The 59th Annecy Festival 2019 ran 10-15 June 2019.
Until fairly recently, feature films were anomalies in animation, seldom made and something of a sideshow at festivals. How times change. A boom in production has boosted their stature, as was apparent at this year’s Annecy. The feature grand prize is now last to be awarded at the closing ceremony. Major players present works in progress to packed halls and notable acquisitions are made on the festival’s fringes. A brand-new competition, Contrechamp, has been created to accommodate more challenging long-form films. I’ve written about this year’s shorts programme separately – this, then, is my pick of the crop of features.
I Lost My Body
J’ai perdu mon corps (Jérémy Clapin, France)
Already reviewed for Sight & Sound here, Jérémy Clapin’s masterpiece was the talk of Annecy, the winner of its audience and grand prizes. Guillaume Laurant’s novel Happy Hand, about a severed hand searching for its body, was ripe for adaptation by Clapin, who made his name with a trio of shorts about physical deformities. The hand segments – one element in a broader narrative – are animated with an ingenuity that thrilled the festival. But this is that rare thing: a perfectly balanced animated feature. The dialogue is precise, the voice acting subtle, the score forcefully emotive; no wonder Netflix quickly bought the rights following its premiere at Cannes.
Marona’s Fantastic Tale
(L’Extraordinaire Voyage de Marona) Anca Damian, Romania/France/Belgium
To Marona the Labrador, the world isn’t quite dog-eat-dog – but she’ll have known her share of trials by the time she lies dying on the road. This is where we first see her, before the narrative plunges into flashback and recounts her life under three different owners. They show her love and indifference in varying degrees; her unwavering loyalty throws their all too human flaws into relief.
From this melancholic premise, Romanian director Anca Damian creates an improbably vibrant, playful film. Credit to Brecht Evens, the Belgian cartoonist who helped design the film’s look. Marona is almost the only monochrome element in this cluttered technicolour world, whose characters move with great plasticity and look like they all come from different films. Damian is highly regarded in the animation community, but her freeform style has yet to find a wide audience. This sweet, child-friendly work, which has found a prestigious North American distributor in GKIDS, could change that.
Gints Zilbalodis, Latvia
Even as animators go, Gints Zilbalodis has impressive determination. The 25-year-old Latvian took over three years to make his first feature (including three months to recreate files he’d accidentally deleted). He basically worked alone, exploring the vast world he’d built in the software Maya, and developing the narrative intuitively in the process.
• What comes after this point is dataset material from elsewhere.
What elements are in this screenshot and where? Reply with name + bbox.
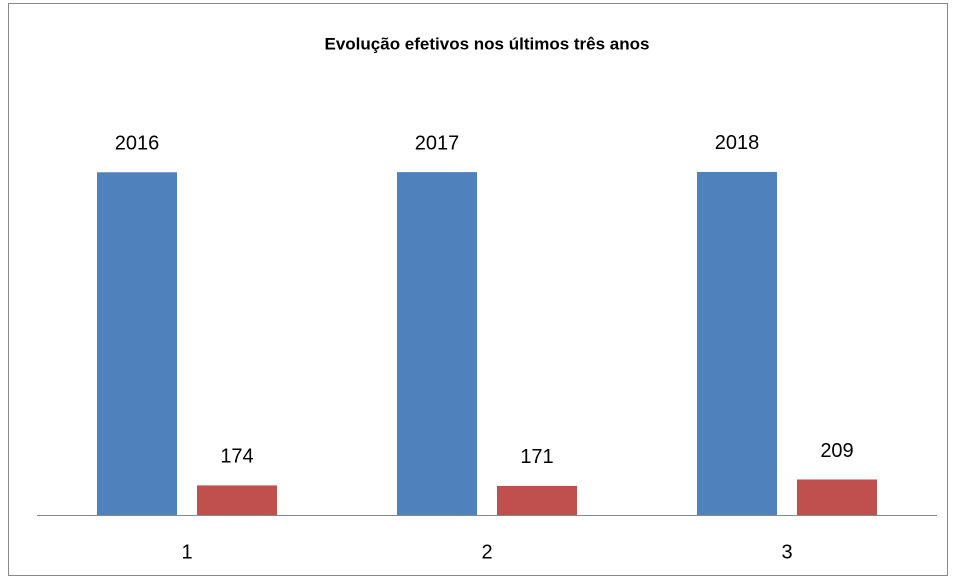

The result is a feature with the experimental feel of a short. Instead of a clear-cut plot, we follow a crash-landed pilot’s wordless, meandering journey through unfamiliar terrains. We don’t know his background or even his age: while he displays a childlike wonder in his environments, he also seems dogged by the spectre of his mortality, symbolised by a shadowy giant that stalks him throughout. The long takes, roving ‘camera’ and spirit of freedom bring adventure video games like Ico to mind. Away is hugely atmospheric. It brings a new sensibility to animation, and deserved its prize in the Contrechamp category.
The Bears’ Famous Invasion of Sicily
(La Fameuse Invasion des ours en Sicile) Lorenzo Mattotti, France
Somewhat eclipsed by I Lost My Body, this was otherwise the most high-profile feature in competition: a work of graphic daring by a blue-chip artist, the erstwhile illustrator Lorenzo Mattotti. Based on Dino Buzzati’s eponymous book, the film is a fable about a troupe of bears who depose a tyrannical Sicilian ruler, only to be corrupted by power in turn.
The story’s shifts in scene and tone give free rein to Mattotti’s idiosyncratic use of colour and composition. While the visual world is unmistakably his, it proudly wears its influences: commedia dell’arte, Buzzati’s own drawings, 3D character modelling. Some awkward plotting and characterisation bolster the sense that this is, first and foremost, an illustrator’s film. But against the landscape of cookie-cutter CGI family features, it stands almost alone, proof that artiness can be mainstream.
Weathering with You
(Tenki no ko) Shinkai Makoto, Japan
Shinkai Makoto’s follow-up to anime blockbuster Your Name isn’t finished, but judging by a work-in-progress presentation I saw, it’s shaping up as more of the same. The clips and concept art told a tale of teenagers caught between Tokyo’s poorer suburbs and a magical ecosystem in the sky. There were beautiful sketches of anvil clouds, the contours of a romance and hints at Shinto shenanigans. The director stressed the film’s environmental message: “If I waited five years [to make this], it would be too late.” Climate change, though increasingly pressing, is a hard theme around which to build a story; I’m curious to see how Shinkai plays it.